Drawing with Shapes in Photoshop Elements 4
By: Barbara Brundage
Page 3 of 3
February 26th 2009
At first glance, you may think the Cookie Cutter is a pretty silly tool. Actually, it’s a very handy tool that you may use all the time, once you understand it. The Cookie Cutter creates the same shapes as the Custom Shape tool, but you use it on a photo to crop it to the shape you chose. Want a heart-shaped portrait of your sweetie? The Cookie Cutter is your tool.
If you’re not into that sort of thing, don’t go away, because hidden away in the shapes library are some of the most sophisticated artistic crop shapes you can find. You can use them to get the kinds of effects that people pay commercial artists big bucks to create—like creating abstract crops that give a jagged or worn edge to your photo (an effect that’s great for contemporary effects).
You can also combine the result with a stroked edge as explained
in the box “
Drawing Outlines and Borders,” and maybe even a Layer style
(page 325). Even
without any additional frills, your photo’s shape will appear
more interesting, as
shown in Figure 11-25.
A quick drag with the Cookie Cutter is all it took to create the bottom graphic from the top photo. If you want to create custom album or scrapbook pages, you can rotate or skew your crops before you commit them. See page 266 for how to rotate and skew your images.
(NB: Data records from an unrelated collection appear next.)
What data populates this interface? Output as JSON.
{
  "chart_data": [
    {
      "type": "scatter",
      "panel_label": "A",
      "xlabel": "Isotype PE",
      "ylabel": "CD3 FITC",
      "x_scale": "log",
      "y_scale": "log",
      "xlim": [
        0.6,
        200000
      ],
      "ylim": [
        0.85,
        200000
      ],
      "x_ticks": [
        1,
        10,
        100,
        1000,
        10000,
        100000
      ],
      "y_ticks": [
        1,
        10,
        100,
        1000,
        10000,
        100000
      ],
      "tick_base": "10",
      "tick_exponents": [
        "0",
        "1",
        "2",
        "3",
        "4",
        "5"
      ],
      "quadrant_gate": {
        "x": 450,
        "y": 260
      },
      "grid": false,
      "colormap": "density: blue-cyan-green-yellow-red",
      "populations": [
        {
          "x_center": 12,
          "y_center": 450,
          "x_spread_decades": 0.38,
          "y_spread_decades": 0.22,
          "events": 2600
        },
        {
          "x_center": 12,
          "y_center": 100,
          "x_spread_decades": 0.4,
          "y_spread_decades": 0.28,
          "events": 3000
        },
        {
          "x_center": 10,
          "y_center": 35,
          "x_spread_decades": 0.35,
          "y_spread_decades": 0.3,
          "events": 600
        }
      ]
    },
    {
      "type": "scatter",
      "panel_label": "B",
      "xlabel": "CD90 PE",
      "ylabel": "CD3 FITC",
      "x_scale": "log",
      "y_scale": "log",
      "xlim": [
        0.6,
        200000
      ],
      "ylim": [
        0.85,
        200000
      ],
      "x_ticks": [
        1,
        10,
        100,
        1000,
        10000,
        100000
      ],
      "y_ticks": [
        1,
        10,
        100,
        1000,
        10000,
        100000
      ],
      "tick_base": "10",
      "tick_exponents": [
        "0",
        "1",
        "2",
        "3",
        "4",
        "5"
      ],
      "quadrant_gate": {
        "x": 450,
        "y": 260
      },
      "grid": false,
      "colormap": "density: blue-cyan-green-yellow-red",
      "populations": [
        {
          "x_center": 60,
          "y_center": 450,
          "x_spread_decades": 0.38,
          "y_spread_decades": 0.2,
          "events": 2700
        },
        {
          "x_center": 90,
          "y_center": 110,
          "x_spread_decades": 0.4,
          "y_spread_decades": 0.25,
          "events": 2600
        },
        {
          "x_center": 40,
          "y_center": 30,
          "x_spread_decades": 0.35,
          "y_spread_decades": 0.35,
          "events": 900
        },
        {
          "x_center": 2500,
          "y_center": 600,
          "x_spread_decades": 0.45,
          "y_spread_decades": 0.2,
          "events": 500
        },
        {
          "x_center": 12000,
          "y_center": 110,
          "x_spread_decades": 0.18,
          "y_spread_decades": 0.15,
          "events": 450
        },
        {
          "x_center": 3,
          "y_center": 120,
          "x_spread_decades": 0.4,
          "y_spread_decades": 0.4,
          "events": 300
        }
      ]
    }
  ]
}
You use the Cookie Cutter just the way you use the Custom Shape tool, but you use it on a photo.
- Activate the Cookie Cutter tool.
Click the Cookie Cutter in the Toolbox (the icon looks like a heart), or press Q.
- Select the shape you want your photo to be.
Choose a shape from the Shapes palette by clicking the downward arrow next to the shape display in the Options bar. You have access to all the Custom Shapes, but pay special attention to the Crop Shapes category. Click the More button on the Shape Picker to see all the shape categories it contains, or choose All Elements Shapes.
- Adjust your settings, if necessary.
You have the same Shape Options described earlier for the Custom Shapes (page 304), so you can set a fixed size or constrain proportions if you want. Click the Shape Options button to see your choices.
You can choose to feather the edge of your shape, too. Just enter the amount in pixels. (See page 110 for more about feathering.) The other option, Crop, crops the edges of your photo so they’re just large enough to contain the shape.
- Drag in your photo.
A mask appears over your photo and you see only the area that will still be there once you crop, surrounded by transparency.
- Adjust your crop if necessary.
You can reposition the shape mask or drag the corners to resize it. Although the cropped areas disappear, they’ll reappear as you reposition the mask if you move it so that they’re included again.
Once you’ve created the shape, you’ll see the Transform options (page 268) in the Options bar (which means that you can skew or distort it if you want) until you commit your shape, as explained in the next step. You can drag the mask around to reposition it if you’d like, or Shift+drag a corner to resize it without altering the proportions. It may take a little maneuvering to get exactly the parts of your photo that you want inside the crop.
- When you’ve gotten everything lined up the way
you want, click the Commit
button in the Options bar or just press Enter.